The Islamic Ahmadiyya Community have been subjected to various forms of religious persecution and discrimination since the movement’s inception in 1889. The Ahmadiyya Muslim movement emerged from the Sunni tradition of Islam and yet in the Islamic Republic of Pakistan, they are considered, even within Pakistan’s constitution, as non-Muslims. As such the Ahmadiyya community is subjected to systematic, state-sanctioned, persecution. Pakistan has been repeatedly condemned by the international community and human rights groups for its crimes against Ahmadis.
Hundreds of Ahmadis were killed in the 1953 Lahore riots, and the 1974 Anti-Ahmadiyya riots which resulted in the largest number of killings of Ahmadis. In May 2010, the Lahore Massacre saw attacks on Ahmadi mosques and subsequent deaths of eighty-four Ahmadis.Today, approximately 2–5 million Ahmadis live in Pakistan, which has the largest population of Ahmadis in the world. With such historic tragedies it is no wonder that the UN High Commissioner for Human Rights was forced to act. Writing from her office Geneva, Switzerland, Michelle Bachelet wrote personally to Pakistan’s Prime Minister Imran Khan appealing to him to convey a good public message through good leadership regarding the protection for all religious minorities, including Ahmadis.
The UN High Commissioner for Human Rights condemned the hate and violence incited by the Pakistani State Minister for Parliamentary Affairs following his tweets at the end of April stating that “Beheading is the only punishment for those who mock Prophet Muhammad.” The comment was specifically targeted at the Ahmadiyya community. A week later, Minister for Religious Affairs and Interfaith Harmony, Noor-ul-Haq Qadri, joined in the efforts to further expel the Ahmadis by questioning on television on 6th May whether anyone could support Ahmadis and remain loyal to Islam or the State.

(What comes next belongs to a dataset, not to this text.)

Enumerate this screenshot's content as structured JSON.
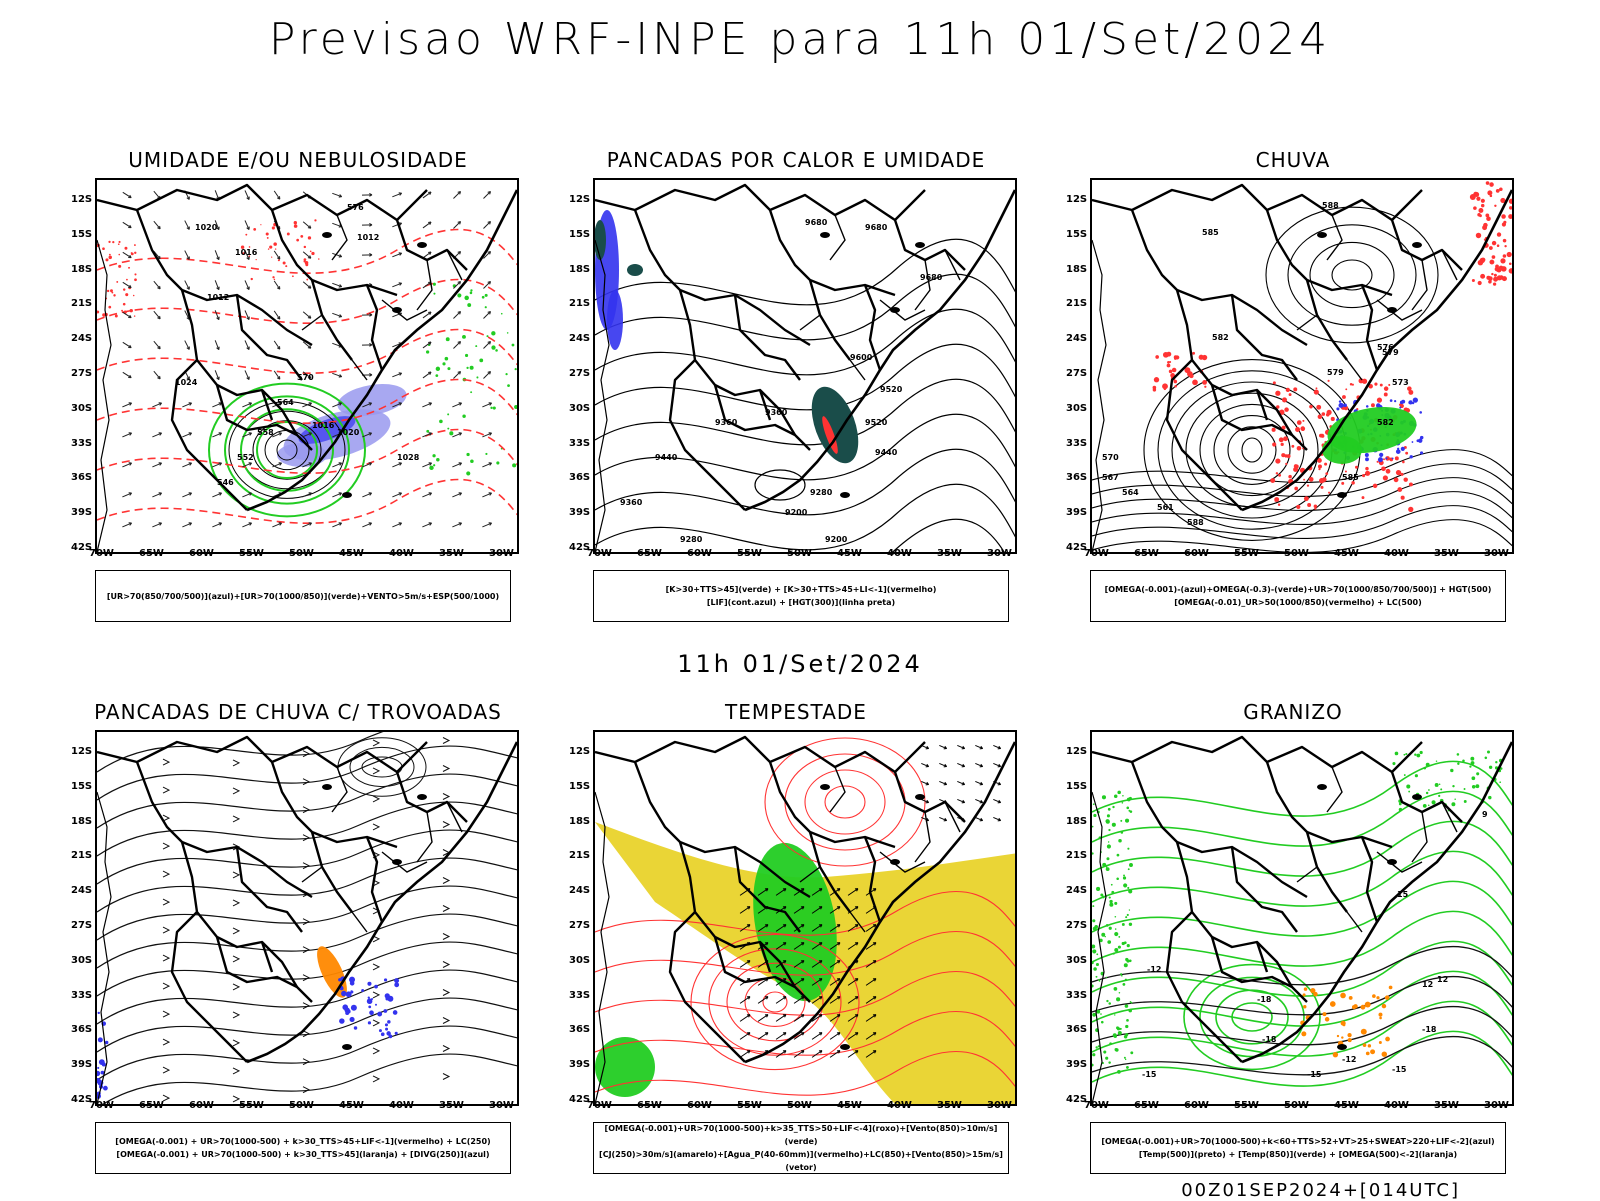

Bachelet inferred that the actions of both the State Minister and the Minister for Religious Affairs and Interfaith Harmony were purposefully intended to call out the religious extremists and incite further persecution against the Ahmadiyya community. Bachelet also called for the protection of two Pakistani Cabinet Ministers who had been threatened because they had supported the inclusion of Ahmadis in the country’s proposed National Commission for Minorities.
The decision of the Government of Pakistan to establish a new National Commission for Minorities, and the recommendation of Prime Minister Imran Khan to include Ahmadi representatives in its make up, comes following global condemnation of Pakistan’s persecution of religious minorities and its antiquated blasphemy laws.
Michelle Bachelet’s personal letter to Imran Khan was leaked, no doubt to draw attention to the seriousness of the threats made by his own Cabinet Ministers. However, making a personal plea and calling on the Prime Minister of Pakistan to show “good leadership” may be insufficient in delivering results. Pakistan is an inherently religiously intolerant society and the risk of violence, and further persecution, exists not only for the Ahmadiyya Community but also for the Christian, Hindu, Sikh, Sufi and other religious minorities of Pakistan.